C++ allows instantiating a class, setting the public members' value via an initialization list, as the example below shows for b1:
class B {
public:
int i;
std::string str;
};
B b1{ 42,"foo" };
B b2();
; however, if I provide a constructor
B(int k) { }
, it won't compile.
So, what's going on behind the hood?
Is it that when no constructor is provide, the compiler will provide one? But how could it provide one with initialization list? I thought it will just provide a "blank" constructor taking no input, as the example shows for b2. Or does it provide both?

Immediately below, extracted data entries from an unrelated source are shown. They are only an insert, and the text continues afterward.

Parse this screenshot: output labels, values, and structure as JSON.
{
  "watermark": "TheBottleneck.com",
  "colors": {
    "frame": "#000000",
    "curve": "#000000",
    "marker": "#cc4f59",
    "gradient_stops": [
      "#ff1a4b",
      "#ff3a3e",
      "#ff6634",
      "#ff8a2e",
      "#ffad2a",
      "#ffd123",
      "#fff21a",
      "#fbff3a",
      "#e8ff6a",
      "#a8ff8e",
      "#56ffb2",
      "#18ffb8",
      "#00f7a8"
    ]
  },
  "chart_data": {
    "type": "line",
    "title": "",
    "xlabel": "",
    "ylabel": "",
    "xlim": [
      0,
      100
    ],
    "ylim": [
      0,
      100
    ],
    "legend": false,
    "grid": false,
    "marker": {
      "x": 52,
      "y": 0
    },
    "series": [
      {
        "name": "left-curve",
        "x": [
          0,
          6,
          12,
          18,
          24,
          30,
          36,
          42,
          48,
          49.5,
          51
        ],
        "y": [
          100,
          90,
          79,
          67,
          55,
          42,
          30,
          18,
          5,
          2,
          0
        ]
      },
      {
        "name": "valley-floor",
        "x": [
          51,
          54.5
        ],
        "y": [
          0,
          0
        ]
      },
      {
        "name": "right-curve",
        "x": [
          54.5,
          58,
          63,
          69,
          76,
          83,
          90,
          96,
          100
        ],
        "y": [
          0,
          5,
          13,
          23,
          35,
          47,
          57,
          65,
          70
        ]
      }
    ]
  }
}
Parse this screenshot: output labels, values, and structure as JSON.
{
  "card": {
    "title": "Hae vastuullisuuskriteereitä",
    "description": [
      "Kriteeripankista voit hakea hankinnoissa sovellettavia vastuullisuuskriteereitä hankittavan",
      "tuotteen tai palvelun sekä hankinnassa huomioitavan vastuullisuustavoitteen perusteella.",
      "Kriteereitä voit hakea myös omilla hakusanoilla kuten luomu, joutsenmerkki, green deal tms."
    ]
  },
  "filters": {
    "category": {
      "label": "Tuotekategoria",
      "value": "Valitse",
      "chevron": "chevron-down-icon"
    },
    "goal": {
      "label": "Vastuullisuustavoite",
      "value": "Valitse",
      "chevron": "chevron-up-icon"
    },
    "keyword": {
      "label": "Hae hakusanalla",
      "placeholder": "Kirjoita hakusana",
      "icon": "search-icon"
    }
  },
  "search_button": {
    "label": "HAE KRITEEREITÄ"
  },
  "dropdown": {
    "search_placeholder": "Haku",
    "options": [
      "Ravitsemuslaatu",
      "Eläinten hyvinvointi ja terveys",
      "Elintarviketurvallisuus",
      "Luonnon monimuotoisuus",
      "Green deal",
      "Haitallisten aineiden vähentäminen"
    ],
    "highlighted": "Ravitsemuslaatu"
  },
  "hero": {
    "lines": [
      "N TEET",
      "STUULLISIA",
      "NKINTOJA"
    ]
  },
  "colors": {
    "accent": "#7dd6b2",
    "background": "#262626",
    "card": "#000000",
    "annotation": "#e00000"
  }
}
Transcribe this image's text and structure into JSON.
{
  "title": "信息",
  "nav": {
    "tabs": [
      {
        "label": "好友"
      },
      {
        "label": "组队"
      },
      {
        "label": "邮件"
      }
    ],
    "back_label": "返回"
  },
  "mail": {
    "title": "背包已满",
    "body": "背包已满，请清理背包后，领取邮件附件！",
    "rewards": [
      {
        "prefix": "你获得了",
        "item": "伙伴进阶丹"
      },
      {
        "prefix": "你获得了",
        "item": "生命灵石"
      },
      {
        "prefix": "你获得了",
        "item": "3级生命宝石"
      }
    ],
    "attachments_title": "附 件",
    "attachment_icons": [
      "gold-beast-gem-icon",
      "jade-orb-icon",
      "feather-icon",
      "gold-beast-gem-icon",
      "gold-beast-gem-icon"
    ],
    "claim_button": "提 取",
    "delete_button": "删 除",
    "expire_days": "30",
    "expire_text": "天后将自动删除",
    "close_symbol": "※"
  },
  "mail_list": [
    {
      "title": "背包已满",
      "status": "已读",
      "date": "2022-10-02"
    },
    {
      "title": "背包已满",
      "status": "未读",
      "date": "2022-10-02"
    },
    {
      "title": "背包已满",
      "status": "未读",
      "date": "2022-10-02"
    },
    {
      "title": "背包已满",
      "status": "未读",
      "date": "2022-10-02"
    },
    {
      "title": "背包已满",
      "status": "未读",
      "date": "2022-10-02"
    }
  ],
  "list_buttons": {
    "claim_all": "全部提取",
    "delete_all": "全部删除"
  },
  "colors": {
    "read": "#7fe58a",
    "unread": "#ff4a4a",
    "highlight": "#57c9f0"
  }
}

But how could it provide one with initialization list?
No, it won't.
Note that for list initialization B b1{ 42,"foo" };, aggregate initialization is performed.
If
Tis an aggregate type, aggregate initialization is performed.
And B is an aggregate type,
An aggregate is one of the following types:
array type class type (typically, struct or union), that has no private or protected non-static data members no user-provided, inherited, or explicit constructors (explicitly defaulted or deleted constructors are allowed) no virtual, private, or protected base classes no virtual member functions
That's why B b1{ 42,"foo" }; works well.
And If you provide a user-defined constructor, B becomes non-aggregate type, then aggregate initialization won't work again. In this case, you can only initialize B like B b1{42}; or B b2(42);, which will call the appropriate constructor.
BTW: After providing a user-defined constructor (taking one parameter), the implicitly-declared default constructor won't be declared by the compiler again. It means B b2; or B b2{}; won't work again.
BTW2: B b2(); might be a function declaration. See Most vexing parse.